A number of major cases challenging President Trump’s initial moves on immigration are making their way through the legal system.

Mr. Trump has moved aggressively to detain and deport migrants, but a series of his moves have been challenged in court. In a number of those cases, federal judges have responded by ordering the Trump administration to give due process to people being deported. The administration has dragged its feet to avoid some of those rulings, setting up a potential constitutional clash between the executive and judiciary branches.

Here’s a look at where some of the biggest cases stand, and what comes next.

On his first day back in office, Mr. Trump issued an executive order ending birthright citizenship for the children of undocumented immigrants and foreign residents. Birthright citizenship, the guarantee that a person born in the United States is automatically a citizen, has long been considered a central tenet of the United States.

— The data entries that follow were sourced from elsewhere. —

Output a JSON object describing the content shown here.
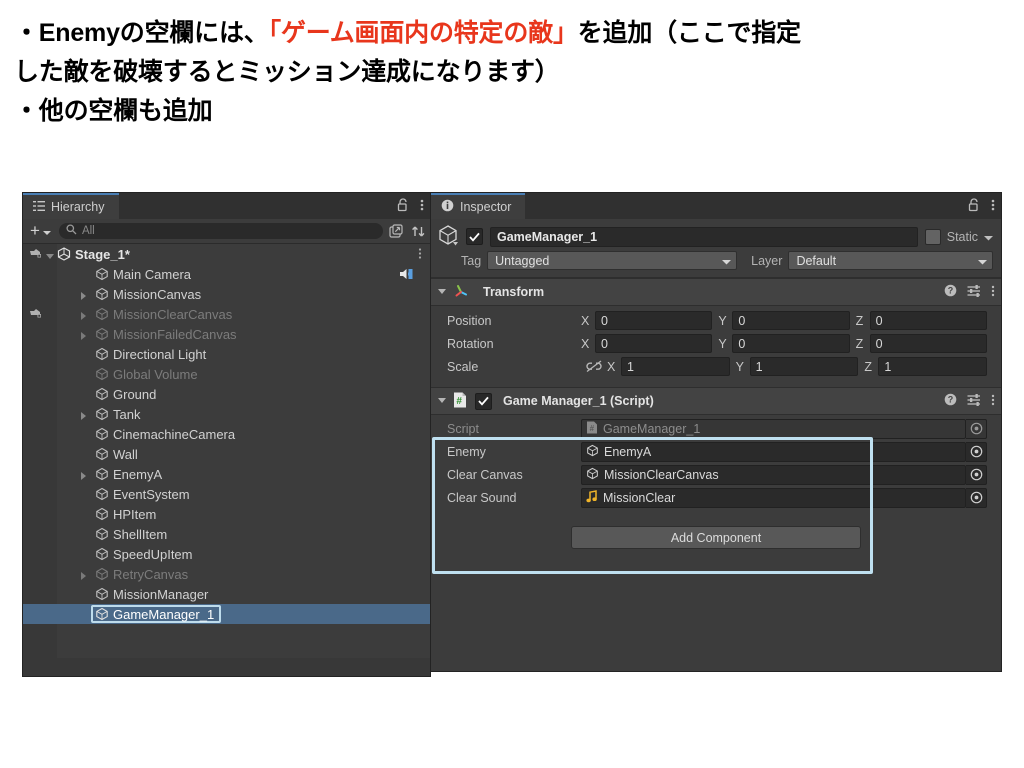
{
  "caption": {
    "line1_a": "・Enemyの空欄には、",
    "line1_hl": "「ゲーム画面内の特定の敵」",
    "line1_b": "を追加（ここで指定",
    "line2": "した敵を破壊するとミッション達成になります）",
    "line3": "・他の空欄も追加",
    "highlight_color": "#e8361c"
  },
  "hierarchy": {
    "tab_label": "Hierarchy",
    "tab_icon": "hierarchy-icon",
    "lock_icon": "lock-open-icon",
    "menu_icon": "kebab-menu-icon",
    "add_label": "+",
    "search_placeholder": "All",
    "search_icon": "search-icon",
    "filter_icon": "filter-window-icon",
    "sort_icon": "sort-icon",
    "items": [
      {
        "name": "Stage_1*",
        "depth": 0,
        "expanded": true,
        "dim": false,
        "root": true,
        "vis": true,
        "arrow": true,
        "kebab": true
      },
      {
        "name": "Main Camera",
        "depth": 1,
        "expanded": false,
        "dim": false,
        "root": false,
        "vis": false,
        "arrow": false,
        "audio": true
      },
      {
        "name": "MissionCanvas",
        "depth": 1,
        "expanded": false,
        "dim": false,
        "root": false,
        "vis": false,
        "arrow": true
      },
      {
        "name": "MissionClearCanvas",
        "depth": 1,
        "expanded": false,
        "dim": true,
        "root": false,
        "vis": true,
        "arrow": true
      },
      {
        "name": "MissionFailedCanvas",
        "depth": 1,
        "expanded": false,
        "dim": true,
        "root": false,
        "vis": false,
        "arrow": true
      },
      {
        "name": "Directional Light",
        "depth": 1,
        "expanded": false,
        "dim": false,
        "root": false,
        "vis": false,
        "arrow": false
      },
      {
        "name": "Global Volume",
        "depth": 1,
        "expanded": false,
        "dim": true,
        "root": false,
        "vis": false,
        "arrow": false
      },
      {
        "name": "Ground",
        "depth": 1,
        "expanded": false,
        "dim": false,
        "root": false,
        "vis": false,
        "arrow": false
      },
      {
        "name": "Tank",
        "depth": 1,
        "expanded": false,
        "dim": false,
        "root": false,
        "vis": false,
        "arrow": true
      },
      {
        "name": "CinemachineCamera",
        "depth": 1,
        "expanded": false,
        "dim": false,
        "root": false,
        "vis": false,
        "arrow": false
      },
      {
        "name": "Wall",
        "depth": 1,
        "expanded": false,
        "dim": false,
        "root": false,
        "vis": false,
        "arrow": false
      },
      {
        "name": "EnemyA",
        "depth": 1,
        "expanded": false,
        "dim": false,
        "root": false,
        "vis": false,
        "arrow": true
      },
      {
        "name": "EventSystem",
        "depth": 1,
        "expanded": false,
        "dim": false,
        "root": false,
        "vis": false,
        "arrow": false
      },
      {
        "name": "HPItem",
        "depth": 1,
        "expanded": false,
        "dim": false,
        "root": false,
        "vis": false,
        "arrow": false
      },
      {
        "name": "ShellItem",
        "depth": 1,
        "expanded": false,
        "dim": false,
        "root": false,
        "vis": false,
        "arrow": false
      },
      {
        "name": "SpeedUpItem",
        "depth": 1,
        "expanded": false,
        "dim": false,
        "root": false,
        "vis": false,
        "arrow": false
      },
      {
        "name": "RetryCanvas",
        "depth": 1,
        "expanded": false,
        "dim": true,
        "root": false,
        "vis": false,
        "arrow": true
      },
      {
        "name": "MissionManager",
        "depth": 1,
        "expanded": false,
        "dim": false,
        "root": false,
        "vis": false,
        "arrow": false
      },
      {
        "name": "GameManager_1",
        "depth": 1,
        "expanded": false,
        "dim": false,
        "root": false,
        "vis": false,
        "arrow": false,
        "selected": true,
        "boxed": true
      }
    ]
  },
  "inspector": {
    "tab_label": "Inspector",
    "tab_icon": "info-icon",
    "lock_icon": "lock-open-icon",
    "menu_icon": "kebab-menu-icon",
    "object_icon": "gameobject-cube-icon",
    "enabled": true,
    "object_name": "GameManager_1",
    "static_label": "Static",
    "static_checked": false,
    "tag_label": "Tag",
    "tag_value": "Untagged",
    "layer_label": "Layer",
    "layer_value": "Default",
    "components": [
      {
        "title": "Transform",
        "icon": "transform-axes-icon",
        "help_icon": "help-icon",
        "preset_icon": "preset-icon",
        "menu_icon": "kebab-menu-icon",
        "expanded": true,
        "has_toggle": false,
        "rows": [
          {
            "label": "Position",
            "type": "vector3",
            "x": "0",
            "y": "0",
            "z": "0",
            "link_icon": false
          },
          {
            "label": "Rotation",
            "type": "vector3",
            "x": "0",
            "y": "0",
            "z": "0",
            "link_icon": false
          },
          {
            "label": "Scale",
            "type": "vector3",
            "x": "1",
            "y": "1",
            "z": "1",
            "link_icon": true
          }
        ]
      },
      {
        "title": "Game Manager_1 (Script)",
        "icon": "csharp-script-icon",
        "help_icon": "help-icon",
        "preset_icon": "preset-icon",
        "menu_icon": "kebab-menu-icon",
        "expanded": true,
        "has_toggle": true,
        "enabled": true,
        "highlighted": true,
        "rows": [
          {
            "label": "Script",
            "type": "object",
            "value": "GameManager_1",
            "value_icon": "csharp-script-icon",
            "dim": true
          },
          {
            "label": "Enemy",
            "type": "object",
            "value": "EnemyA",
            "value_icon": "gameobject-cube-icon",
            "dim": false
          },
          {
            "label": "Clear Canvas",
            "type": "object",
            "value": "MissionClearCanvas",
            "value_icon": "gameobject-cube-icon",
            "dim": false
          },
          {
            "label": "Clear Sound",
            "type": "object",
            "value": "MissionClear",
            "value_icon": "audioclip-icon",
            "dim": false
          }
        ]
      }
    ],
    "add_component_label": "Add Component"
  },
  "colors": {
    "panel_bg": "#3c3c3c",
    "header_bg": "#434343",
    "selection": "#4a6989",
    "highlight_border": "#bfe0f0",
    "accent_blue": "#4a7fb5",
    "audio_icon": "#f5c542"
  },
  "axis_labels": {
    "x": "X",
    "y": "Y",
    "z": "Z"
  }
}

The 14th Amendment, which was ratified after the Civil War, declares that “all persons born or naturalized in the United States, and subject to the jurisdiction thereof, are citizens of the United States and of the state wherein they reside.” The Supreme Court affirmed the guarantee of automatic citizenship for nearly all children born in the United States in 1898 in the case of Wong Kim Ark, where the justices found that under the 14th Amendment, Mr. Wong, who was born in 1873 to Chinese parents living in San Francisco, was a U.S. citizen.

The order prompted a flurry of lawsuits, including challenges by Democratic attorneys general and civil rights groups. Federal courts in Massachusetts, Maryland and Washington State issued temporary directives that paused the order for the entire country while court challenges continued. One federal judge called the order “blatantly unconstitutional.”

The Trump administration pushed back against the nationwide pause on the policy, filing an emergency appeal to the Supreme Court. The administration asked the court to lift the pause and allow the policy to go into effect in states that had not challenged it.